Ik ben vaak afwezig, doch aanwezig op een dromerige, in gedachten verzonken manier. Daardoor heb ik niet altijd de tegenwoordigheid van geest om de geestigheid van tegenwoordig te begrijpen. Combineer dat met mijn onhandigheid en mijn naïeve, kinderlijke goedgelovigheid en je hebt een ‘gedroomd’ slachtoffer voor pranks of practical jokes, de moderne versie van kattenkwaad of plagerige grapjes. Door de jaren heen ben ik er ontelbare keren aan ten prooi gevallen en sinds een tijdje roepen mijn kinderen ook regelmatig luidkeels ‘geprankt!’ in mijn richting als ze me een poets bakken, me erin hebben geluisd of nadat ze me moeiteloos in de maling hebben genomen. Liefst van al laat ik me daarna nog eens beduvelen. Dat ligt me beter. Ter compensatie mogen ze me dan een ijskoude Duvel komen brengen terwijl ik recupereer van hun fopperijen.

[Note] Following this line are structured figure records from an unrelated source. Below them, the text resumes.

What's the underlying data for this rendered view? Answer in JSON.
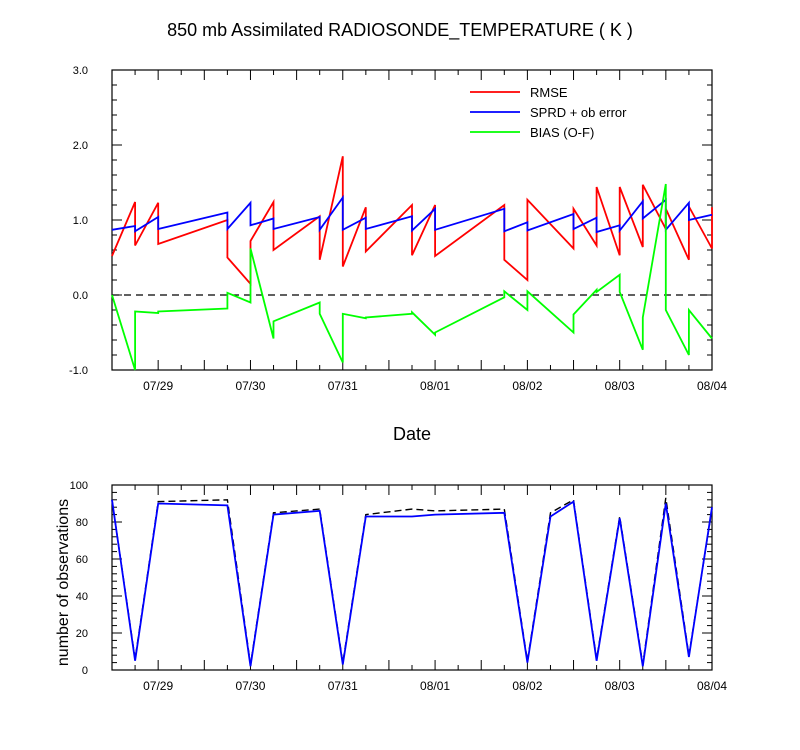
{
  "title": "850 mb Assimilated RADIOSONDE_TEMPERATURE ( K )",
  "chart_data": [
    {
      "type": "line",
      "title": "850 mb Assimilated RADIOSONDE_TEMPERATURE ( K )",
      "xlabel": "Date",
      "ylabel": "",
      "ylim": [
        -1.0,
        3.0
      ],
      "yticks": [
        "-1.0",
        "0.0",
        "1.0",
        "2.0",
        "3.0"
      ],
      "xticks": [
        "07/29",
        "07/30",
        "07/31",
        "08/01",
        "08/02",
        "08/03",
        "08/04"
      ],
      "xlim": [
        "2023-07-28T12:00",
        "2023-08-04T00:00"
      ],
      "reference_line": {
        "y": 0.0,
        "style": "dashed",
        "color": "#000000"
      },
      "legend_position": "top-right",
      "grid": false,
      "series": [
        {
          "name": "RMSE",
          "color": "#ff0000",
          "x": [
            "2023-07-28T12:00",
            "2023-07-28T18:00",
            "2023-07-28T18:00",
            "2023-07-29T00:00",
            "2023-07-29T00:00",
            "2023-07-29T18:00",
            "2023-07-29T18:00",
            "2023-07-30T00:00",
            "2023-07-30T00:00",
            "2023-07-30T06:00",
            "2023-07-30T06:00",
            "2023-07-30T18:00",
            "2023-07-30T18:00",
            "2023-07-31T00:00",
            "2023-07-31T00:00",
            "2023-07-31T06:00",
            "2023-07-31T06:00",
            "2023-07-31T18:00",
            "2023-07-31T18:00",
            "2023-08-01T00:00",
            "2023-08-01T00:00",
            "2023-08-01T18:00",
            "2023-08-01T18:00",
            "2023-08-02T00:00",
            "2023-08-02T00:00",
            "2023-08-02T12:00",
            "2023-08-02T12:00",
            "2023-08-02T18:00",
            "2023-08-02T18:00",
            "2023-08-03T00:00",
            "2023-08-03T00:00",
            "2023-08-03T06:00",
            "2023-08-03T06:00",
            "2023-08-03T12:00",
            "2023-08-03T12:00",
            "2023-08-03T18:00",
            "2023-08-03T18:00",
            "2023-08-04T00:00",
            "2023-08-04T00:00"
          ],
          "y": [
            0.52,
            1.24,
            0.66,
            1.23,
            0.68,
            1.0,
            0.5,
            0.15,
            0.72,
            1.24,
            0.6,
            1.05,
            0.47,
            1.85,
            0.38,
            1.17,
            0.58,
            1.2,
            0.53,
            1.2,
            0.52,
            1.2,
            0.47,
            0.2,
            1.27,
            0.62,
            1.15,
            0.66,
            1.44,
            0.53,
            1.44,
            0.64,
            1.47,
            0.88,
            1.15,
            0.47,
            1.18,
            0.62,
            1.17
          ]
        },
        {
          "name": "SPRD + ob error",
          "color": "#0000ff",
          "x": [
            "2023-07-28T12:00",
            "2023-07-28T18:00",
            "2023-07-28T18:00",
            "2023-07-29T00:00",
            "2023-07-29T00:00",
            "2023-07-29T18:00",
            "2023-07-29T18:00",
            "2023-07-30T00:00",
            "2023-07-30T00:00",
            "2023-07-30T06:00",
            "2023-07-30T06:00",
            "2023-07-30T18:00",
            "2023-07-30T18:00",
            "2023-07-31T00:00",
            "2023-07-31T00:00",
            "2023-07-31T06:00",
            "2023-07-31T06:00",
            "2023-07-31T18:00",
            "2023-07-31T18:00",
            "2023-08-01T00:00",
            "2023-08-01T00:00",
            "2023-08-01T18:00",
            "2023-08-01T18:00",
            "2023-08-02T00:00",
            "2023-08-02T00:00",
            "2023-08-02T12:00",
            "2023-08-02T12:00",
            "2023-08-02T18:00",
            "2023-08-02T18:00",
            "2023-08-03T00:00",
            "2023-08-03T00:00",
            "2023-08-03T06:00",
            "2023-08-03T06:00",
            "2023-08-03T12:00",
            "2023-08-03T12:00",
            "2023-08-03T18:00",
            "2023-08-03T18:00",
            "2023-08-04T00:00"
          ],
          "y": [
            0.87,
            0.92,
            0.85,
            1.04,
            0.88,
            1.1,
            0.88,
            1.23,
            0.93,
            1.02,
            0.88,
            1.04,
            0.87,
            1.3,
            0.87,
            1.03,
            0.88,
            1.05,
            0.86,
            1.15,
            0.87,
            1.15,
            0.85,
            0.97,
            0.86,
            1.08,
            0.88,
            1.03,
            0.84,
            0.93,
            0.86,
            1.25,
            1.02,
            1.27,
            0.87,
            1.23,
            1.0,
            1.07
          ]
        },
        {
          "name": "BIAS (O-F)",
          "color": "#00ff00",
          "x": [
            "2023-07-28T12:00",
            "2023-07-28T18:00",
            "2023-07-28T18:00",
            "2023-07-29T00:00",
            "2023-07-29T00:00",
            "2023-07-29T18:00",
            "2023-07-29T18:00",
            "2023-07-30T00:00",
            "2023-07-30T00:00",
            "2023-07-30T06:00",
            "2023-07-30T06:00",
            "2023-07-30T18:00",
            "2023-07-30T18:00",
            "2023-07-31T00:00",
            "2023-07-31T00:00",
            "2023-07-31T06:00",
            "2023-07-31T06:00",
            "2023-07-31T18:00",
            "2023-07-31T18:00",
            "2023-08-01T00:00",
            "2023-08-01T00:00",
            "2023-08-01T18:00",
            "2023-08-01T18:00",
            "2023-08-02T00:00",
            "2023-08-02T00:00",
            "2023-08-02T12:00",
            "2023-08-02T12:00",
            "2023-08-02T18:00",
            "2023-08-02T18:00",
            "2023-08-03T00:00",
            "2023-08-03T00:00",
            "2023-08-03T06:00",
            "2023-08-03T06:00",
            "2023-08-03T12:00",
            "2023-08-03T12:00",
            "2023-08-03T18:00",
            "2023-08-03T18:00",
            "2023-08-04T00:00"
          ],
          "y": [
            0.0,
            -1.0,
            -0.22,
            -0.24,
            -0.22,
            -0.18,
            0.03,
            -0.1,
            0.62,
            -0.58,
            -0.35,
            -0.1,
            -0.25,
            -0.9,
            -0.25,
            -0.31,
            -0.3,
            -0.25,
            -0.23,
            -0.53,
            -0.5,
            -0.03,
            0.05,
            -0.2,
            0.05,
            -0.5,
            -0.26,
            0.07,
            0.04,
            0.27,
            0.04,
            -0.73,
            -0.3,
            1.48,
            -0.2,
            -0.8,
            -0.2,
            -0.58
          ]
        }
      ]
    },
    {
      "type": "line",
      "title": "",
      "xlabel": "",
      "ylabel": "number of observations",
      "ylim": [
        0,
        100
      ],
      "yticks": [
        "0",
        "20",
        "40",
        "60",
        "80",
        "100"
      ],
      "xticks": [
        "07/29",
        "07/30",
        "07/31",
        "08/01",
        "08/02",
        "08/03",
        "08/04"
      ],
      "xlim": [
        "2023-07-28T12:00",
        "2023-08-04T00:00"
      ],
      "grid": false,
      "series": [
        {
          "name": "",
          "color": "#000000",
          "style": "dashed",
          "x": [
            "2023-07-28T12:00",
            "2023-07-28T18:00",
            "2023-07-29T00:00",
            "2023-07-29T18:00",
            "2023-07-30T00:00",
            "2023-07-30T06:00",
            "2023-07-30T18:00",
            "2023-07-31T00:00",
            "2023-07-31T06:00",
            "2023-07-31T18:00",
            "2023-08-01T00:00",
            "2023-08-01T18:00",
            "2023-08-02T00:00",
            "2023-08-02T06:00",
            "2023-08-02T12:00",
            "2023-08-02T18:00",
            "2023-08-03T00:00",
            "2023-08-03T06:00",
            "2023-08-03T12:00",
            "2023-08-03T18:00",
            "2023-08-04T00:00"
          ],
          "y": [
            92,
            6,
            91,
            92,
            3,
            85,
            87,
            4,
            84,
            87,
            86,
            87,
            5,
            85,
            92,
            6,
            83,
            3,
            93,
            8,
            87
          ]
        },
        {
          "name": "",
          "color": "#0000ff",
          "style": "solid",
          "x": [
            "2023-07-28T12:00",
            "2023-07-28T18:00",
            "2023-07-29T00:00",
            "2023-07-29T18:00",
            "2023-07-30T00:00",
            "2023-07-30T06:00",
            "2023-07-30T18:00",
            "2023-07-31T00:00",
            "2023-07-31T06:00",
            "2023-07-31T18:00",
            "2023-08-01T00:00",
            "2023-08-01T18:00",
            "2023-08-02T00:00",
            "2023-08-02T06:00",
            "2023-08-02T12:00",
            "2023-08-02T18:00",
            "2023-08-03T00:00",
            "2023-08-03T06:00",
            "2023-08-03T12:00",
            "2023-08-03T18:00",
            "2023-08-04T00:00"
          ],
          "y": [
            92,
            5,
            90,
            89,
            2,
            84,
            86,
            3,
            83,
            83,
            84,
            85,
            4,
            83,
            91,
            5,
            82,
            2,
            90,
            7,
            88
          ]
        }
      ]
    }
  ]
}
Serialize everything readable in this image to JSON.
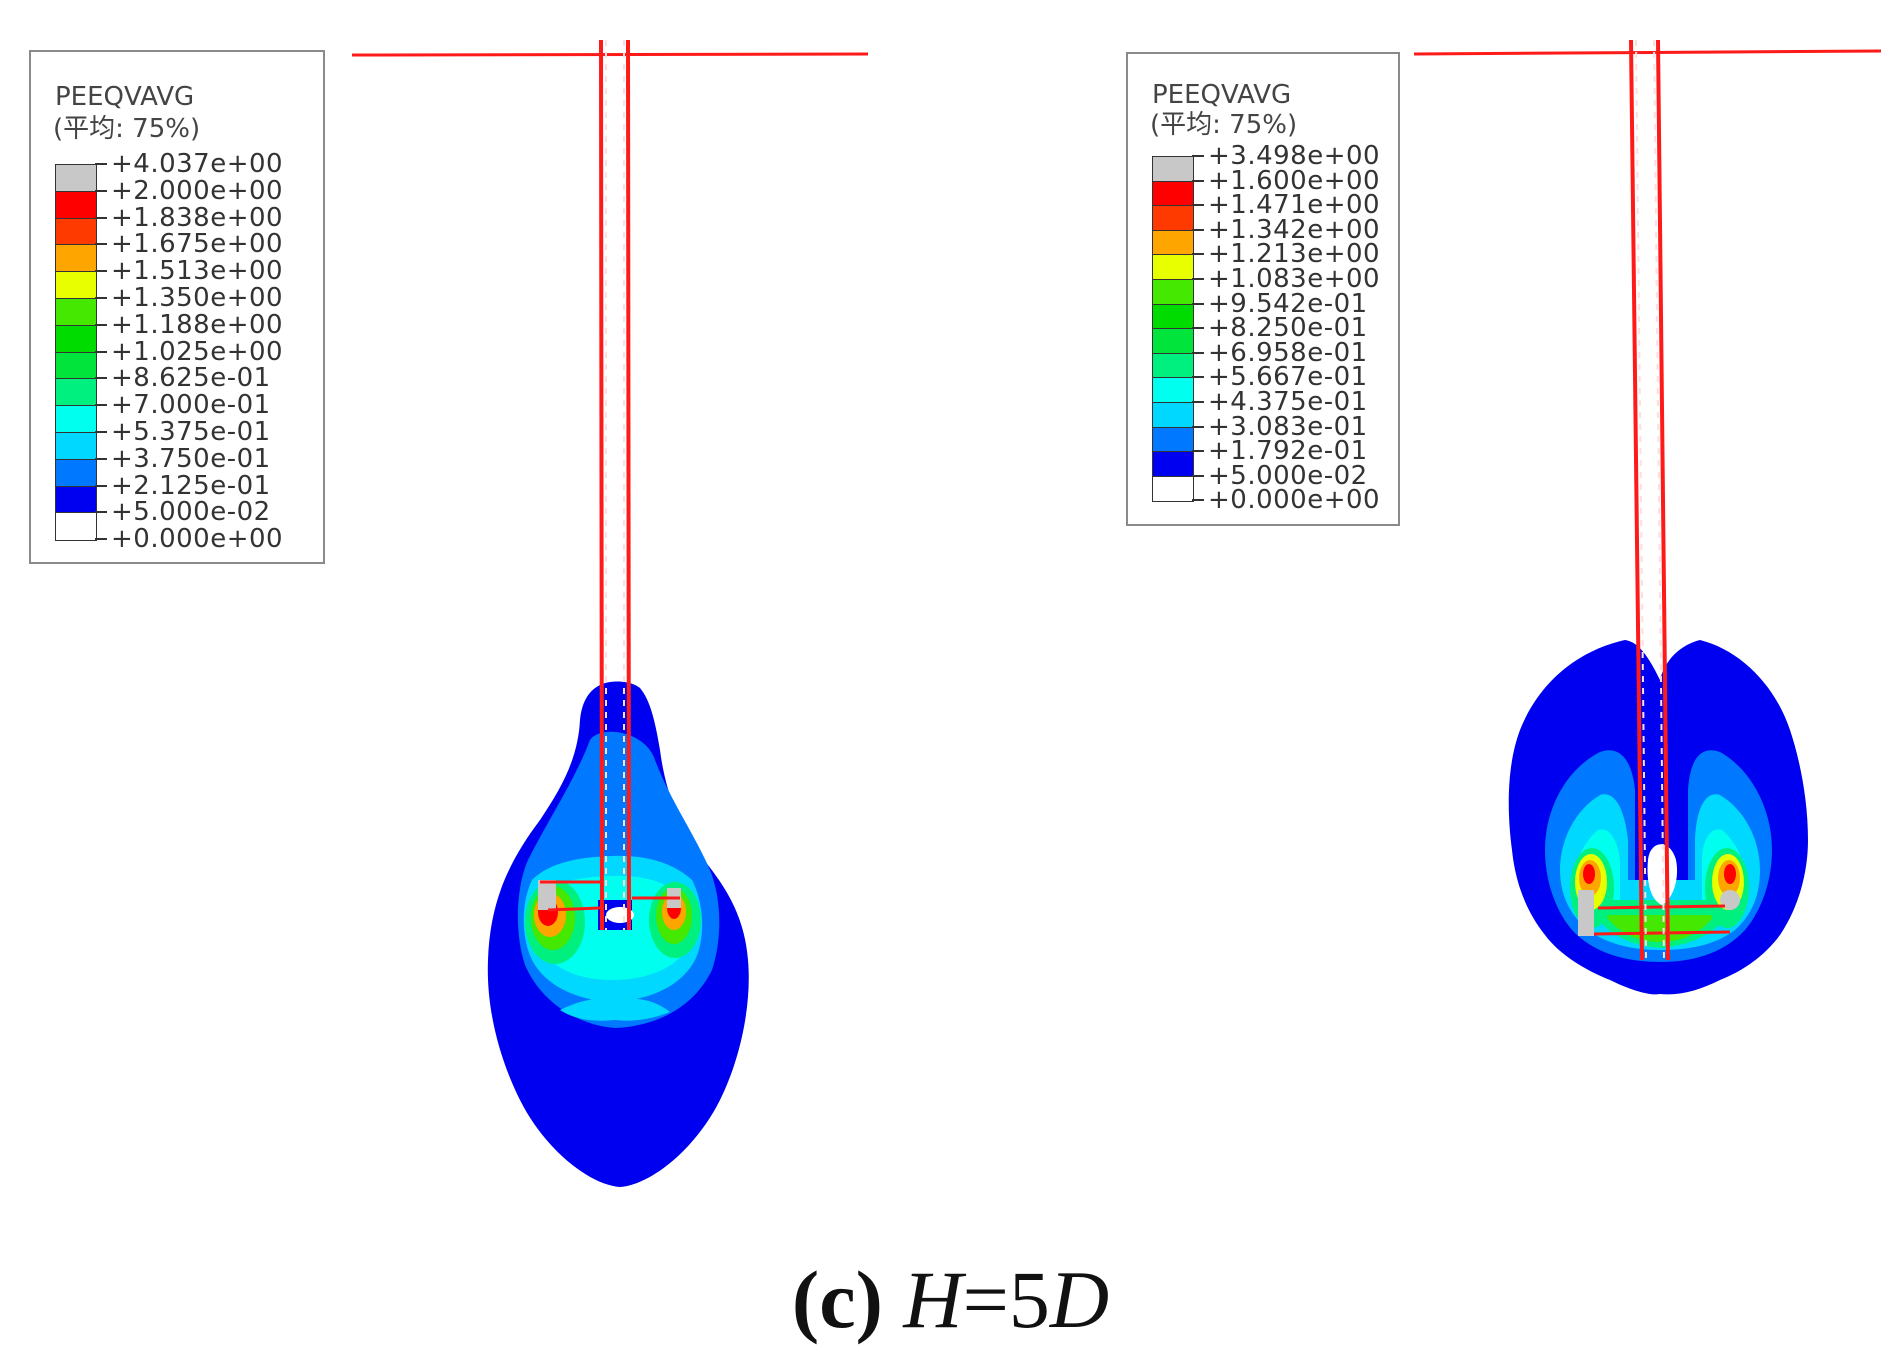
{
  "colors": {
    "gray": "#c8c8c8",
    "red": "#ff0000",
    "red2": "#ff3a00",
    "orange": "#ffa500",
    "yellow": "#e8ff00",
    "green1": "#44e800",
    "green2": "#00dc00",
    "green3": "#00e43c",
    "green4": "#00f080",
    "cyan1": "#00ffee",
    "cyan2": "#00d8ff",
    "blue1": "#0078ff",
    "blue2": "#0000f0",
    "white": "#ffffff",
    "pile": "#ff1a1a"
  },
  "left_legend": {
    "title": "PEEQVAVG",
    "subtitle": "(平均: 75%)",
    "labels": [
      "+4.037e+00",
      "+2.000e+00",
      "+1.838e+00",
      "+1.675e+00",
      "+1.513e+00",
      "+1.350e+00",
      "+1.188e+00",
      "+1.025e+00",
      "+8.625e-01",
      "+7.000e-01",
      "+5.375e-01",
      "+3.750e-01",
      "+2.125e-01",
      "+5.000e-02",
      "+0.000e+00"
    ],
    "colors": [
      "#c8c8c8",
      "#ff0000",
      "#ff3a00",
      "#ffa500",
      "#e8ff00",
      "#44e800",
      "#00dc00",
      "#00e43c",
      "#00f080",
      "#00ffee",
      "#00d8ff",
      "#0078ff",
      "#0000f0",
      "#ffffff"
    ]
  },
  "right_legend": {
    "title": "PEEQVAVG",
    "subtitle": "(平均: 75%)",
    "labels": [
      "+3.498e+00",
      "+1.600e+00",
      "+1.471e+00",
      "+1.342e+00",
      "+1.213e+00",
      "+1.083e+00",
      "+9.542e-01",
      "+8.250e-01",
      "+6.958e-01",
      "+5.667e-01",
      "+4.375e-01",
      "+3.083e-01",
      "+1.792e-01",
      "+5.000e-02",
      "+0.000e+00"
    ],
    "colors": [
      "#c8c8c8",
      "#ff0000",
      "#ff3a00",
      "#ffa500",
      "#e8ff00",
      "#44e800",
      "#00dc00",
      "#00e43c",
      "#00f080",
      "#00ffee",
      "#00d8ff",
      "#0078ff",
      "#0000f0",
      "#ffffff"
    ]
  },
  "caption": {
    "letter": "(c)",
    "h": "H",
    "eq": "=5",
    "d": "D"
  }
}
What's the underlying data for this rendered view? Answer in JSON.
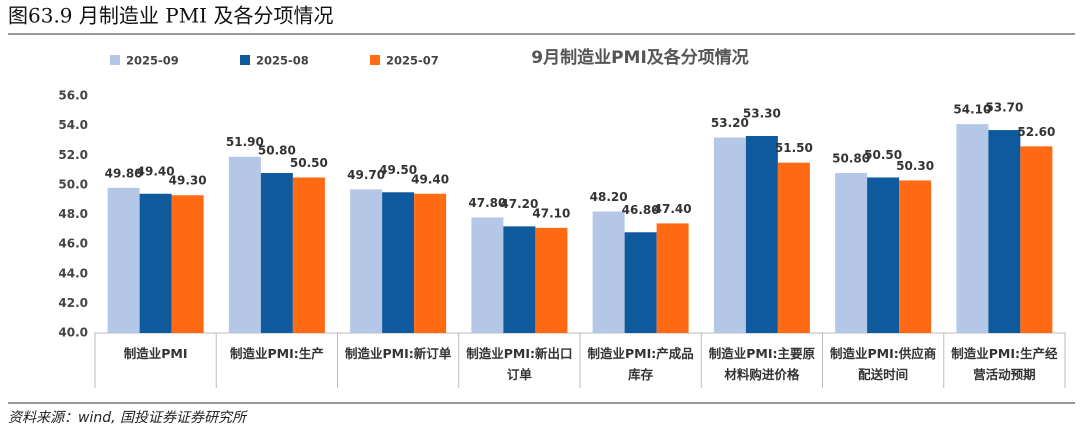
{
  "chart_data": {
    "type": "bar",
    "caption": "图63.9 月制造业 PMI 及各分项情况",
    "title": "9月制造业PMI及各分项情况",
    "source": "资料来源：wind, 国投证券证券研究所",
    "categories": [
      "制造业PMI",
      "制造业PMI:生产",
      "制造业PMI:新订单",
      "制造业PMI:新出口订单",
      "制造业PMI:产成品库存",
      "制造业PMI:主要原材料购进价格",
      "制造业PMI:供应商配送时间",
      "制造业PMI:生产经营活动预期"
    ],
    "series": [
      {
        "name": "2025-09",
        "color": "#b4c7e7",
        "values": [
          49.8,
          51.9,
          49.7,
          47.8,
          48.2,
          53.2,
          50.8,
          54.1
        ],
        "value_labels": [
          "49.80",
          "51.90",
          "49.70",
          "47.80",
          "48.20",
          "53.20",
          "50.80",
          "54.10"
        ]
      },
      {
        "name": "2025-08",
        "color": "#0e5a9c",
        "values": [
          49.4,
          50.8,
          49.5,
          47.2,
          46.8,
          53.3,
          50.5,
          53.7
        ],
        "value_labels": [
          "49.40",
          "50.80",
          "49.50",
          "47.20",
          "46.80",
          "53.30",
          "50.50",
          "53.70"
        ]
      },
      {
        "name": "2025-07",
        "color": "#ff6a13",
        "values": [
          49.3,
          50.5,
          49.4,
          47.1,
          47.4,
          51.5,
          50.3,
          52.6
        ],
        "value_labels": [
          "49.30",
          "50.50",
          "49.40",
          "47.10",
          "47.40",
          "51.50",
          "50.30",
          "52.60"
        ]
      }
    ],
    "ylim": [
      40,
      56
    ],
    "yticks": [
      {
        "value": 40,
        "label": "40.0"
      },
      {
        "value": 42,
        "label": "42.0"
      },
      {
        "value": 44,
        "label": "44.0"
      },
      {
        "value": 46,
        "label": "46.0"
      },
      {
        "value": 48,
        "label": "48.0"
      },
      {
        "value": 50,
        "label": "50.0"
      },
      {
        "value": 52,
        "label": "52.0"
      },
      {
        "value": 54,
        "label": "54.0"
      },
      {
        "value": 56,
        "label": "56.0"
      }
    ],
    "legend": "top-left",
    "grid": false
  }
}
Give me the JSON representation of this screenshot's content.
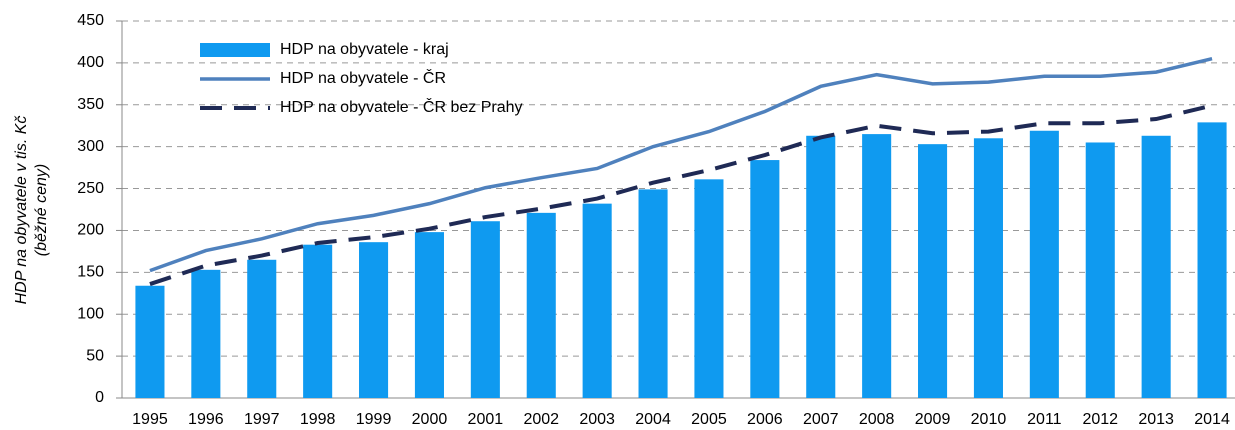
{
  "chart_data": {
    "type": "bar",
    "ylabel": [
      "HDP na obyvatele v tis. Kč",
      "(běžné ceny)"
    ],
    "categories": [
      "1995",
      "1996",
      "1997",
      "1998",
      "1999",
      "2000",
      "2001",
      "2002",
      "2003",
      "2004",
      "2005",
      "2006",
      "2007",
      "2008",
      "2009",
      "2010",
      "2011",
      "2012",
      "2013",
      "2014"
    ],
    "series": [
      {
        "name": "HDP na obyvatele - kraj",
        "type": "bar",
        "color": "#0f9af0",
        "values": [
          134,
          153,
          165,
          183,
          186,
          198,
          211,
          221,
          232,
          249,
          261,
          284,
          313,
          315,
          303,
          310,
          319,
          305,
          313,
          329
        ]
      },
      {
        "name": "HDP na obyvatele - ČR",
        "type": "line",
        "color": "#4f81bd",
        "values": [
          152,
          176,
          190,
          208,
          218,
          232,
          251,
          263,
          274,
          300,
          318,
          342,
          372,
          386,
          375,
          377,
          384,
          384,
          389,
          405
        ]
      },
      {
        "name": "HDP na obyvatele - ČR bez Prahy",
        "type": "dashed",
        "color": "#1f2a55",
        "values": [
          136,
          158,
          170,
          185,
          192,
          202,
          216,
          226,
          238,
          257,
          272,
          290,
          311,
          325,
          316,
          318,
          328,
          328,
          333,
          349
        ]
      }
    ],
    "ylim": [
      0,
      450
    ],
    "yticks": [
      0,
      50,
      100,
      150,
      200,
      250,
      300,
      350,
      400,
      450
    ],
    "grid": true,
    "legend": "upper-left"
  }
}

Voor mij is het elke dag 1 april. Wie kan incasseren, moet immers ook kunnen uitdelen. Ik zet mensen al eens graag op het verkeerde been. Niet met de botte bijl, niet door suiker in het zoutvaatje te pleuren, met propjes te schieten of aan iemands belletje te trekken, maar eerder door een welgemikt woordgrapje, een kurkachtig droge spitsvondigheid, een portie zelfspot of een gitzwarte witz. Mijn humor is soms zwarter dan roet, maar wie dat niet kan hebben, heeft pek. En wie met zichzelf kan lachen is meestal gelukkiger dan mensen die zichzelf (te) serieus nemen. Ooit schreef ik: ‘Een tumor kan op allerlei manieren bestreden worden en dat is een formidabele zaak, maar doe hetzelfde met humor en je bent ten dode opgeschreven.’ Voor één keer ben ik het volledig met mezelf eens. Leef en laat leven. Heb een beetje humor en wees wat verdraagzamer.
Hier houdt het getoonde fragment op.